I’ve read a number of fantasy mysteries lately, and this one reminds me of The Imaginary Corpse in that the mystery—despite taking the bulk of the plot—doesn’t feel like the point of the story. It’s competently done but not really anything special. Rather, Every Heart a Doorway is primarily a story of various teenagers working through the trauma of returning from worlds they had loved and learning to build relationships with people who had journeyed to other worlds. We get context for each character through their stories of life on the other side of the portals, and we see how those shaping experiences generate conflict both with their environment and their fellows.

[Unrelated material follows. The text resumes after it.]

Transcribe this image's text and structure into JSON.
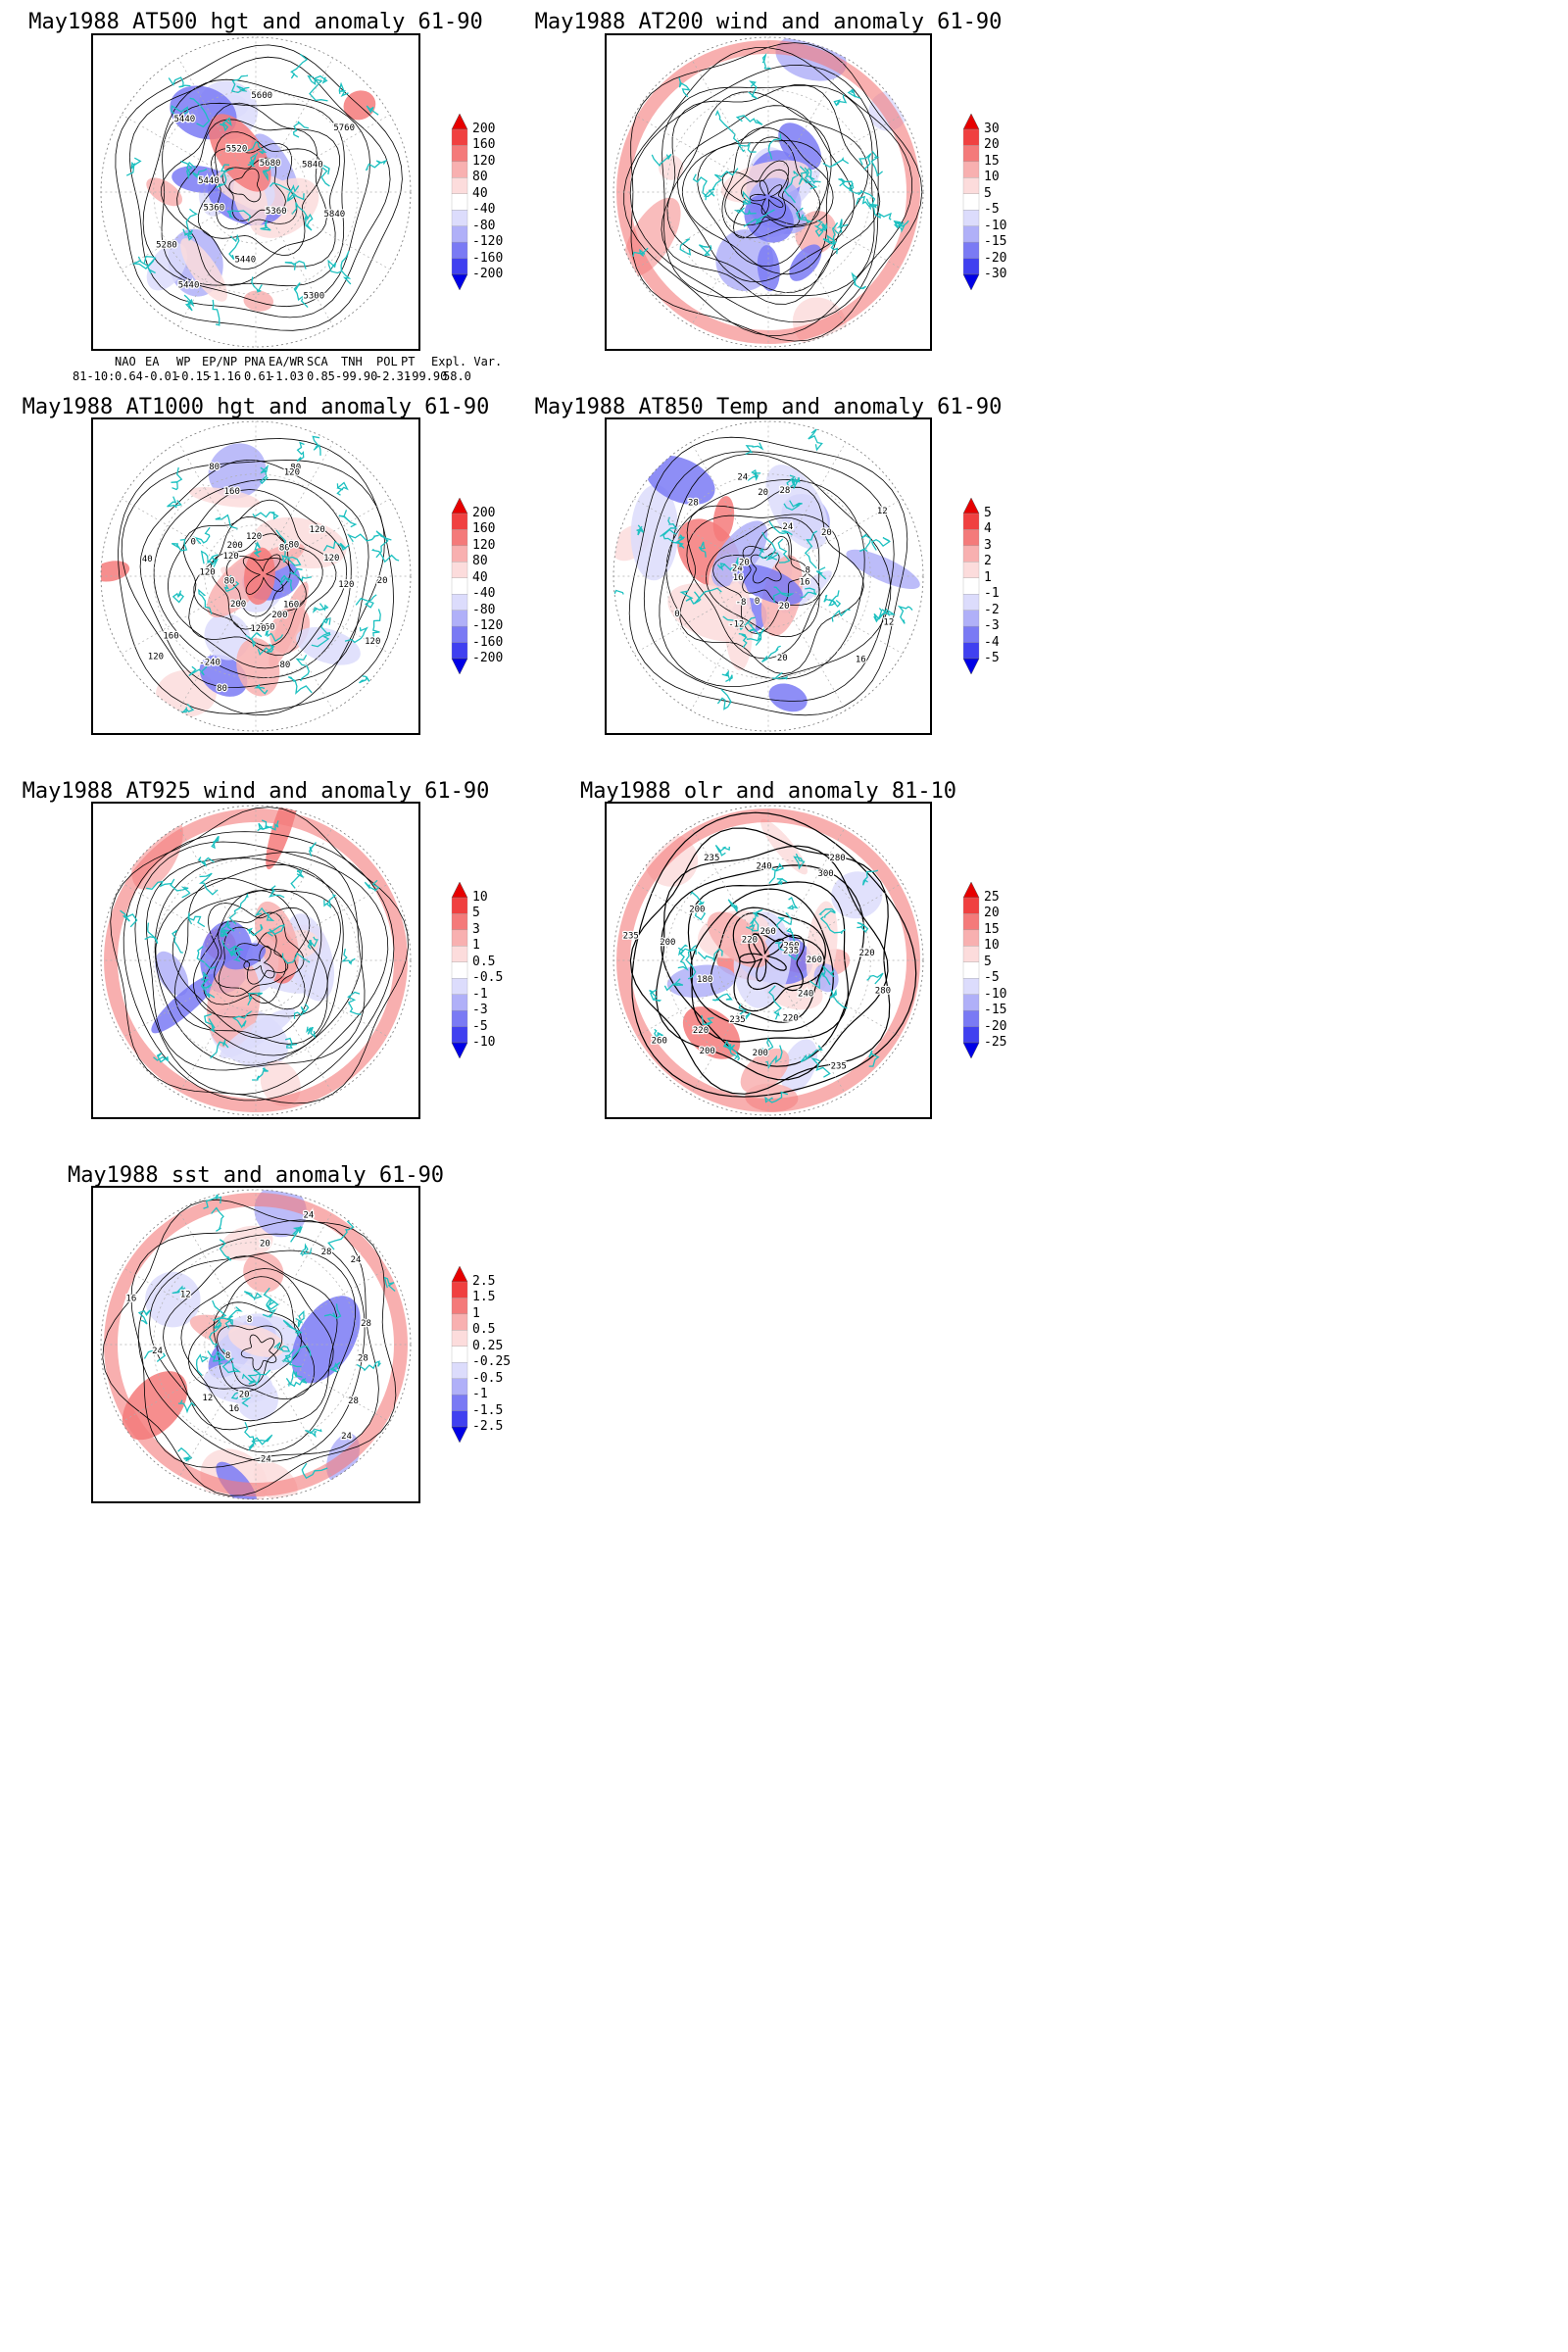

The background worldbuilding is the standout aspect of the novella, with the concept capturing the magic of portal fantasies and providing rich, albeit limited descriptions of more than a few worlds. But the character dynamics are a close second, with conflicts both internal and interpersonal that feel totally compelling given each character’s history. The tone of the novella is a bit more enraptured with individualism than I’d personally prefer, and I’m not sure the character progression quite supports the final aspect of the ending, but the portal magic and the character work are enough to drive a very good novella despite an unremarkable mystery and a sudden ending. 

Recommended if you like: portal fantasies, teenagers working through personal and interpersonal trauma. 

Can I use it for Bingo? Yes, for a number of squares. It fits hard mode for Trans/NB Character, Found Family, and arguably Genre Mashup (portal fantasy, murder mystery, magic school). It also has Chapter Titles and could certainly be a Comfort Read for some, despite the murdering. 

Overall rating: 15 of Tar Vol’s 20. Four stars on Goodreads.